Les centrales nucléaires elles-mêmes sont touchées par le changement climatique.

Selon le dernier World Nuclear Industry Status Report et le Fraunhofer ISE, les coûts de l’énergie éolienne et solaire sont inférieurs à ceux de l’énergie nucléaire depuis 2014. Même la Chine, qui construit actuellement la plupart des nouveaux réacteurs nucléaires dans le monde, investit neuf fois plus dans les énergies renouvelables que dans le nucléaire. Selon le rapport, le coût de l’électricité par source énergétique dans l’UE devrait être jusqu’à 30 % plus élevé par MWh pour l’énergie nucléaire que pour l’énergie éolienne et solaire.

Dépasser la durée de fonctionnement des anciens réacteurs n’est pas non plus une solution. L’âge d’exploitation des centrales nucléaires n’a cessé d’augmenter et atteint aujourd’hui 80 ans pour certains ! Pourtant, les centrales nucléaires ne sont pas assurables. Les chercheurs du secteur des assurances ont étudié qu’une centrale nucléaire moyenne devrait payer 72 milliards d’euros par an pour couvrir les conséquences d’une éventuelle fusion.
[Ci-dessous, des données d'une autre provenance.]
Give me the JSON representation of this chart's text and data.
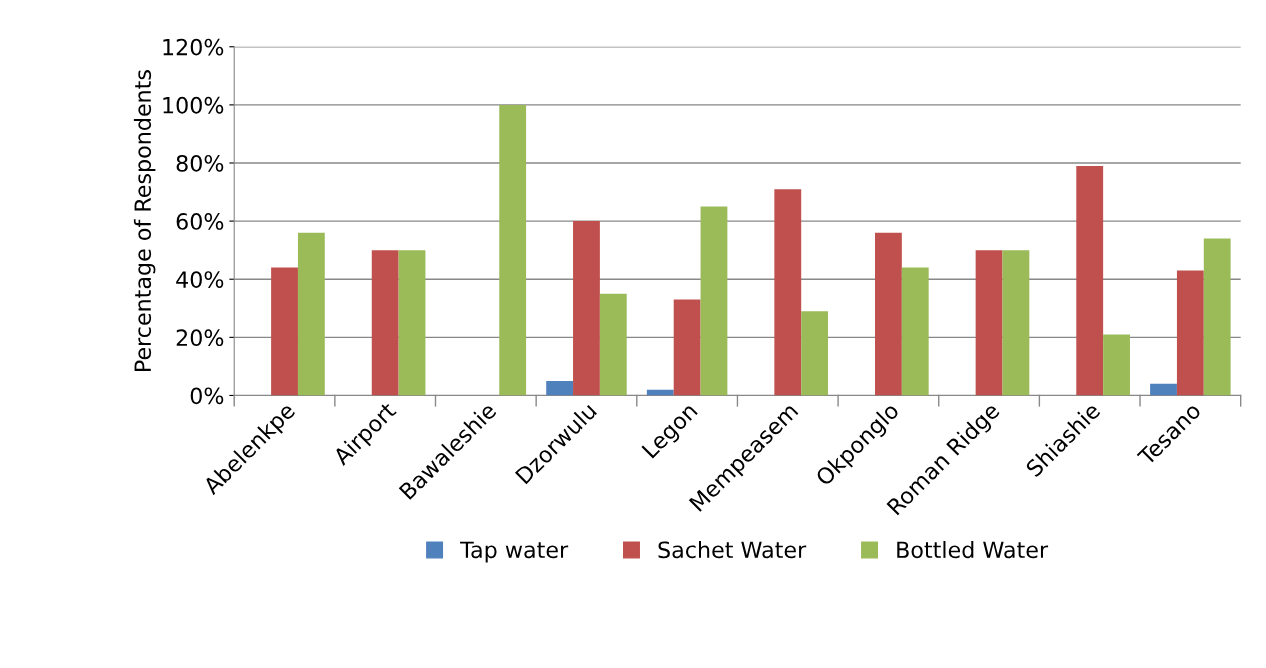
{
  "chart_data": {
    "type": "bar",
    "ylabel": "Percentage of Respondents",
    "categories": [
      "Abelenkpe",
      "Airport",
      "Bawaleshie",
      "Dzorwulu",
      "Legon",
      "Mempeasem",
      "Okponglo",
      "Roman Ridge",
      "Shiashie",
      "Tesano"
    ],
    "series": [
      {
        "name": "Tap water",
        "color": "#4f81bd",
        "values": [
          0,
          0,
          0,
          5,
          2,
          0,
          0,
          0,
          0,
          4
        ]
      },
      {
        "name": "Sachet Water",
        "color": "#c0504d",
        "values": [
          44,
          50,
          0,
          60,
          33,
          71,
          56,
          50,
          79,
          43
        ]
      },
      {
        "name": "Bottled Water",
        "color": "#9bbb59",
        "values": [
          56,
          50,
          100,
          35,
          65,
          29,
          44,
          50,
          21,
          54
        ]
      }
    ],
    "ylim": [
      0,
      120
    ],
    "yticks": [
      {
        "value": 0,
        "label": "0%"
      },
      {
        "value": 20,
        "label": "20%"
      },
      {
        "value": 40,
        "label": "40%"
      },
      {
        "value": 60,
        "label": "60%"
      },
      {
        "value": 80,
        "label": "80%"
      },
      {
        "value": 100,
        "label": "100%"
      },
      {
        "value": 120,
        "label": "120%"
      }
    ],
    "grid": "y",
    "legend": "bottom"
  }
}
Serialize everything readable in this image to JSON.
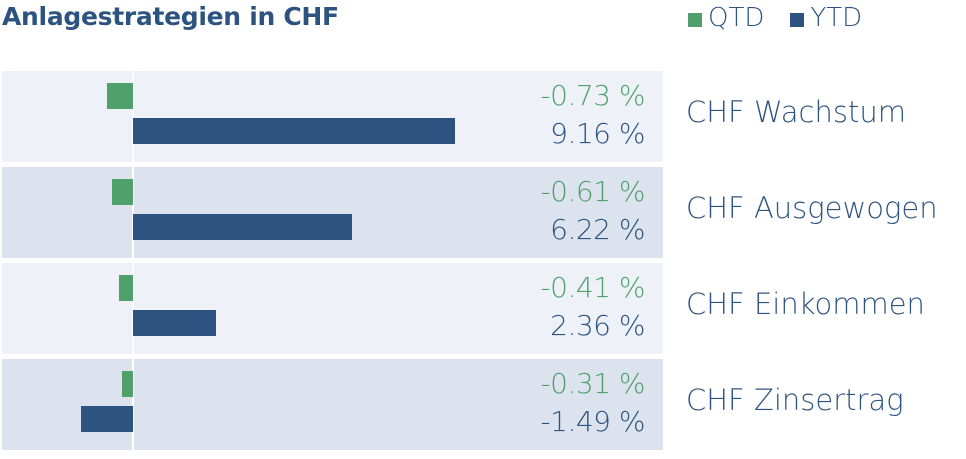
{
  "chart_data": {
    "type": "bar",
    "title": "Anlagestrategien in CHF",
    "categories": [
      "CHF Wachstum",
      "CHF Ausgewogen",
      "CHF Einkommen",
      "CHF Zinsertrag"
    ],
    "series": [
      {
        "name": "QTD",
        "color": "#4fa06a",
        "values": [
          -0.73,
          -0.61,
          -0.41,
          -0.31
        ],
        "labels": [
          "-0.73 %",
          "-0.61 %",
          "-0.41 %",
          "-0.31 %"
        ]
      },
      {
        "name": "YTD",
        "color": "#2d5380",
        "values": [
          9.16,
          6.22,
          2.36,
          -1.49
        ],
        "labels": [
          "9.16 %",
          "6.22 %",
          "2.36 %",
          "-1.49 %"
        ]
      }
    ],
    "orientation": "horizontal",
    "grid": false,
    "legend_position": "top-right",
    "row_colors": [
      "#eef2f8",
      "#dce2ee"
    ]
  }
}
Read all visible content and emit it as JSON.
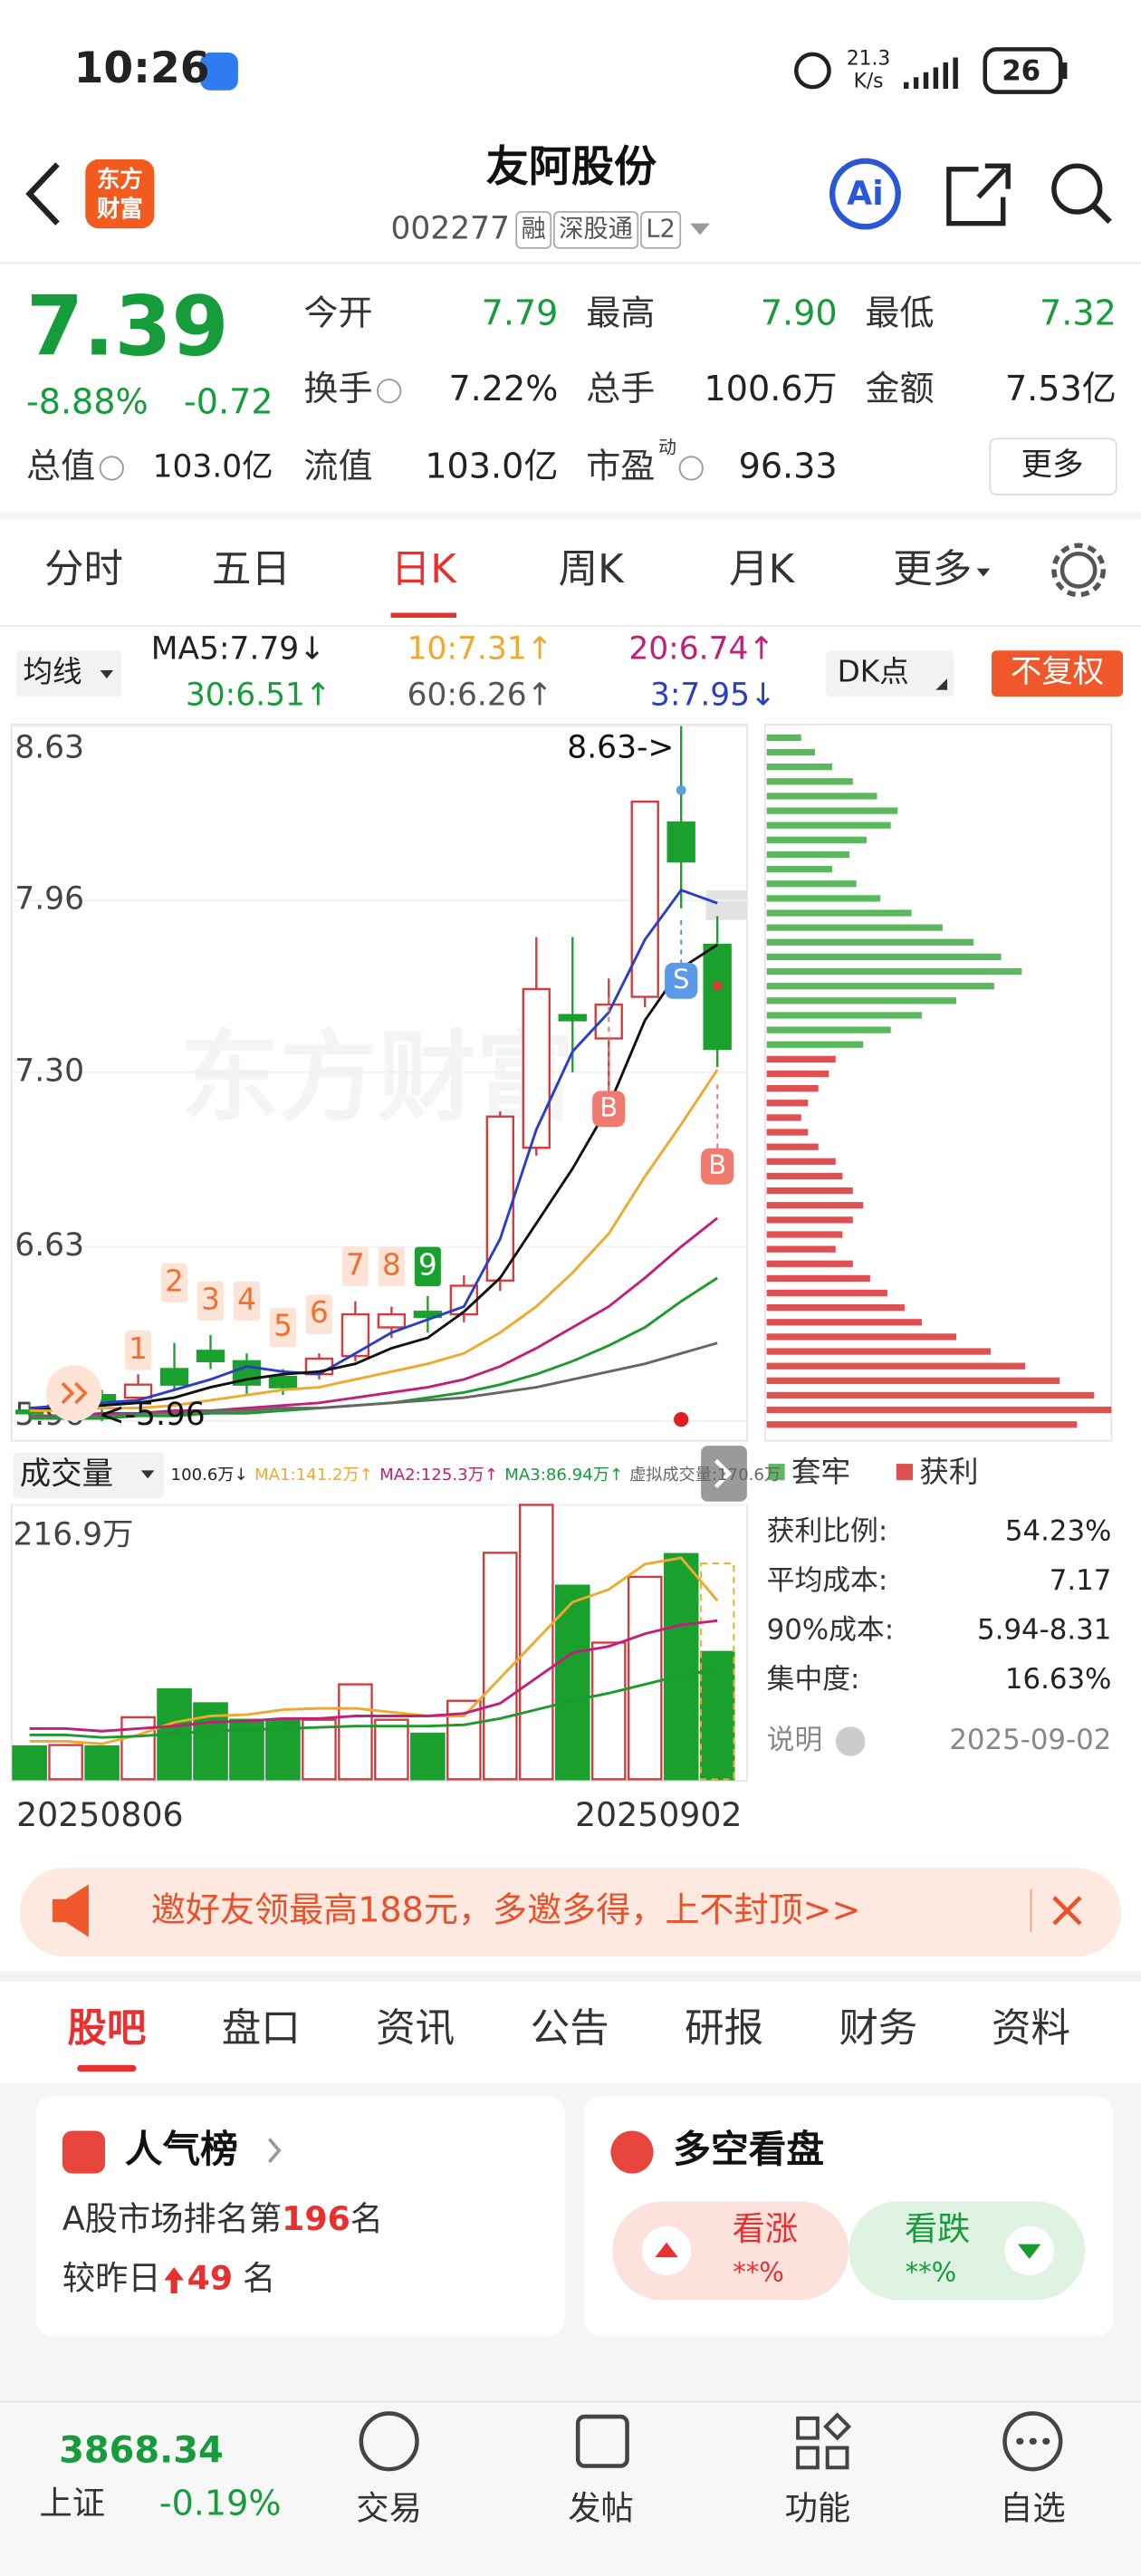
{
  "status_bar": {
    "time": "10:26",
    "speed": "21.3",
    "speed_unit": "K/s",
    "battery": "26"
  },
  "header": {
    "logo": [
      "东方",
      "财富"
    ],
    "title": "友阿股份",
    "code": "002277",
    "tags": [
      "融",
      "深股通",
      "L2"
    ]
  },
  "quote": {
    "price": "7.39",
    "change_pct": "-8.88%",
    "change": "-0.72",
    "total_value_label": "总值",
    "total_value": "103.0亿",
    "fields": [
      [
        "今开",
        "7.79"
      ],
      [
        "最高",
        "7.90"
      ],
      [
        "最低",
        "7.32"
      ],
      [
        "换手",
        "7.22%"
      ],
      [
        "总手",
        "100.6万"
      ],
      [
        "金额",
        "7.53亿"
      ],
      [
        "流值",
        "103.0亿"
      ],
      [
        "市盈",
        "96.33"
      ]
    ],
    "pe_tag": "动",
    "more": "更多"
  },
  "period_tabs": {
    "items": [
      "分时",
      "五日",
      "日K",
      "周K",
      "月K",
      "更多"
    ],
    "active": 2
  },
  "indicators": {
    "ma_button": "均线",
    "labels": [
      "MA5:7.79↓",
      "10:7.31↑",
      "20:6.74↑",
      "30:6.51↑",
      "60:6.26↑",
      "3:7.95↓"
    ],
    "dk": "DK点",
    "adjust": "不复权"
  },
  "kline": {
    "watermark": "东方财富",
    "ylim": [
      5.96,
      8.63
    ],
    "yticks": [
      8.63,
      7.96,
      {
        "value": 7.3,
        "label": "7.30"
      },
      6.63,
      5.96
    ],
    "open": [
      6.0,
      6.02,
      6.06,
      6.05,
      6.16,
      6.23,
      6.19,
      6.13,
      6.14,
      6.21,
      6.32,
      6.38,
      6.37,
      6.5,
      7.01,
      7.52,
      7.43,
      7.59,
      8.26,
      7.79
    ],
    "high": [
      6.03,
      6.06,
      6.08,
      6.14,
      6.26,
      6.29,
      6.22,
      6.16,
      6.22,
      6.42,
      6.4,
      6.44,
      6.52,
      7.15,
      7.82,
      7.82,
      7.66,
      8.34,
      8.63,
      7.9
    ],
    "low": [
      5.98,
      5.99,
      5.96,
      6.03,
      6.08,
      6.16,
      6.06,
      6.06,
      6.12,
      6.19,
      6.28,
      6.3,
      6.34,
      6.46,
      6.98,
      7.3,
      7.22,
      7.55,
      7.93,
      7.32
    ],
    "close": [
      5.99,
      6.05,
      6.04,
      6.1,
      6.1,
      6.19,
      6.1,
      6.09,
      6.2,
      6.37,
      6.37,
      6.36,
      6.48,
      7.13,
      7.62,
      7.5,
      7.56,
      8.34,
      8.11,
      7.39
    ],
    "ma": [
      {
        "color": "#2b3fc4",
        "values": [
          6.01,
          6.02,
          6.03,
          6.04,
          6.08,
          6.12,
          6.17,
          6.15,
          6.14,
          6.22,
          6.3,
          6.35,
          6.4,
          6.66,
          7.08,
          7.38,
          7.53,
          7.81,
          8.0,
          7.95
        ]
      },
      {
        "color": "#111111",
        "values": [
          6.0,
          6.01,
          6.02,
          6.03,
          6.05,
          6.09,
          6.12,
          6.14,
          6.15,
          6.18,
          6.24,
          6.28,
          6.38,
          6.51,
          6.72,
          6.93,
          7.17,
          7.5,
          7.7,
          7.79
        ]
      },
      {
        "color": "#f0a92a",
        "values": [
          6.0,
          6.0,
          6.01,
          6.01,
          6.02,
          6.04,
          6.06,
          6.08,
          6.09,
          6.12,
          6.15,
          6.18,
          6.22,
          6.3,
          6.4,
          6.53,
          6.68,
          6.9,
          7.1,
          7.31
        ]
      },
      {
        "color": "#c0207a",
        "values": [
          5.98,
          5.98,
          5.99,
          5.99,
          6.0,
          6.0,
          6.01,
          6.02,
          6.03,
          6.05,
          6.07,
          6.09,
          6.12,
          6.17,
          6.24,
          6.32,
          6.4,
          6.51,
          6.63,
          6.74
        ]
      },
      {
        "color": "#1d9a2e",
        "values": [
          5.97,
          5.97,
          5.97,
          5.98,
          5.98,
          5.99,
          5.99,
          6.0,
          6.01,
          6.02,
          6.03,
          6.05,
          6.07,
          6.1,
          6.14,
          6.19,
          6.25,
          6.32,
          6.42,
          6.51
        ]
      },
      {
        "color": "#666666",
        "values": [
          5.98,
          5.98,
          5.98,
          5.99,
          5.99,
          6.0,
          6.0,
          6.01,
          6.01,
          6.02,
          6.03,
          6.04,
          6.05,
          6.07,
          6.09,
          6.12,
          6.15,
          6.18,
          6.22,
          6.26
        ]
      }
    ],
    "high_label": "8.63->",
    "low_label": "<-5.96",
    "signals": [
      "1",
      "2",
      "3",
      "4",
      "5",
      "6",
      "7",
      "8",
      "9"
    ],
    "trade_marks": [
      "B",
      "S",
      "B"
    ]
  },
  "volume": {
    "label": "成交量",
    "legend": [
      "100.6万↓",
      "MA1:141.2万↑",
      "MA2:125.3万↑",
      "MA3:86.94万↑",
      "虚拟成交量:170.6万"
    ],
    "ylim": [
      0,
      216.9
    ],
    "yticks": [
      {
        "value": 216.9,
        "label": "216.9万"
      }
    ],
    "values": [
      26,
      27,
      26,
      49,
      71,
      60,
      47,
      47,
      47,
      75,
      47,
      36,
      62,
      179,
      216.9,
      153,
      108,
      160,
      178,
      100.6
    ],
    "virtual": 170.6,
    "ma": [
      {
        "color": "#f0a92a",
        "values": [
          30,
          30,
          28,
          35,
          45,
          50,
          51,
          55,
          56,
          56,
          53,
          50,
          50,
          80,
          110,
          140,
          150,
          170,
          175,
          141.2
        ]
      },
      {
        "color": "#c0207a",
        "values": [
          40,
          40,
          38,
          40,
          42,
          45,
          46,
          48,
          48,
          50,
          50,
          50,
          52,
          60,
          80,
          100,
          105,
          115,
          122,
          125.3
        ]
      },
      {
        "color": "#1d9a2e",
        "values": [
          35,
          35,
          33,
          34,
          36,
          38,
          39,
          40,
          41,
          42,
          42,
          42,
          43,
          48,
          55,
          62,
          68,
          75,
          82,
          86.94
        ]
      }
    ],
    "dates": [
      "20250806",
      "20250902"
    ]
  },
  "chips": {
    "legend": [
      "套牢",
      "获利"
    ],
    "trapped": [
      10,
      14,
      19,
      25,
      32,
      38,
      36,
      29,
      24,
      19,
      26,
      33,
      42,
      51,
      60,
      68,
      74,
      66,
      55,
      45,
      36,
      28
    ],
    "profit": [
      20,
      18,
      15,
      12,
      10,
      12,
      15,
      20,
      22,
      25,
      28,
      25,
      22,
      20,
      25,
      30,
      35,
      40,
      45,
      55,
      65,
      75,
      85,
      95,
      100,
      90
    ],
    "stats": [
      [
        "获利比例:",
        "54.23%"
      ],
      [
        "平均成本:",
        "7.17"
      ],
      [
        "90%成本:",
        "5.94-8.31"
      ],
      [
        "集中度:",
        "16.63%"
      ]
    ],
    "note": "说明",
    "date": "2025-09-02"
  },
  "banner": "邀好友领最高188元，多邀多得，上不封顶>>",
  "content_tabs": {
    "items": [
      "股吧",
      "盘口",
      "资讯",
      "公告",
      "研报",
      "财务",
      "资料"
    ],
    "active": 0
  },
  "cards": {
    "popularity": {
      "title": "人气榜",
      "rank_prefix": "A股市场排名第",
      "rank": "196",
      "rank_suffix": "名",
      "change_prefix": "较昨日",
      "change": "49",
      "change_suffix": "名"
    },
    "sentiment": {
      "title": "多空看盘",
      "up": "看涨",
      "up_pct": "**%",
      "down": "看跌",
      "down_pct": "**%"
    }
  },
  "bottom_nav": {
    "index_value": "3868.34",
    "index_name": "上证",
    "index_change": "-0.19%",
    "items": [
      "交易",
      "发帖",
      "功能",
      "自选"
    ]
  }
}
Au Japon, Tepco a dû demander une aide d’État après la catastrophe nucléaire de Fukushima, laissant la charge financière de 170 milliards d’euros (et comptant toujours) sur la société et les citoyens.

Le coût de l’électricité par source énergétique dans l’UE devrait être jusqu’à 30 % plus élevé par MWh pour l’énergie nucléaire que pour l’énergie éolienne et solaire.

Les centrales nucléaires ne sont pas garantes de la sécurité énergétique et ne pourront pas compléter les énergies renouvelables propres mais volatiles, car elles sont trop lentes à adapter leur production. L’Union européenne fait la seule chose rationnelle : dans le cadre du Green Deal européen, nous nous détournons de plus en plus du nucléaire.